First ancient African genome reveals vast Eurasian migration

by EWEN CALLAWAY

IMAGE/Dant/Getty Images/iStockphoto Thinkstock Images (MARS)

A 4,500-year-old skeleton from a cave in Ethiopia has produced Africa’s first ancient human genome. The man’s DNA suggests that Middle Eastern farmers migrated into Africa several thousand years ago, leaving traces of their Eurasian ancestry in the genomes of many modern-day Africans.

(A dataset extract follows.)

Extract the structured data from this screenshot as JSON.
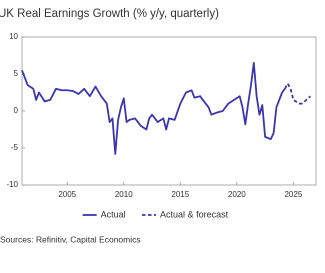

Modern humans, Homo sapiens, emerged in Africa around 200,000 years ago, before populating nearly every corner of the planet. Proof of these travels is written in the genomes of people living today. DNA gleaned from ancient remains found in Europe, Asia and the Americas in recent years has added new twists to the human evolutionary story. Yet Africa has missed out on this DNA-based revolution, in part because genetic material degrades quickly in the hot temperatures of the continent.

Ethiopian discovery
In 2011, archaeologists working with Gamo tribesman in the highlands of southwest Ethiopia discovered Mota Cave, 14 metres wide and 9 metres high, overlooking a nearby river. A year later, they excavated a burial of an adult male, his body extended and hands folded below his chin. Radiocarbon dating suggested that the man died around 4,500 years ago—before the proposed time of the Eurasian migrations and the advent of agriculture in eastern Africa.

Advances in ancient DNA technology allow researchers to reap DNA from ever older bones, and the cool, constant temperatures of caves are kind to the molecule. So a team co-led by Ron Pinhasi, an archaeologist at University College Dublin, tested the Mota man’s bones for intact DNA and found enough to sequence his genome 12 times over.

The man’s genome is, unsurprisingly, more closely related to present-day Ethiopian highlanders known as the Ari than to any other population the team examined, suggesting a clear line of descent for the Ari from ancient human populations living in the area. But further genetic studies show that the Ari also descend from people that lived outside Africa, which chimes with a previous study that discovered a ‘backflow’ of humans into Africa from Eurasia around 3,000 years ago. (Humans first migrated from Africa some 60,000 to 100,000 years ago.)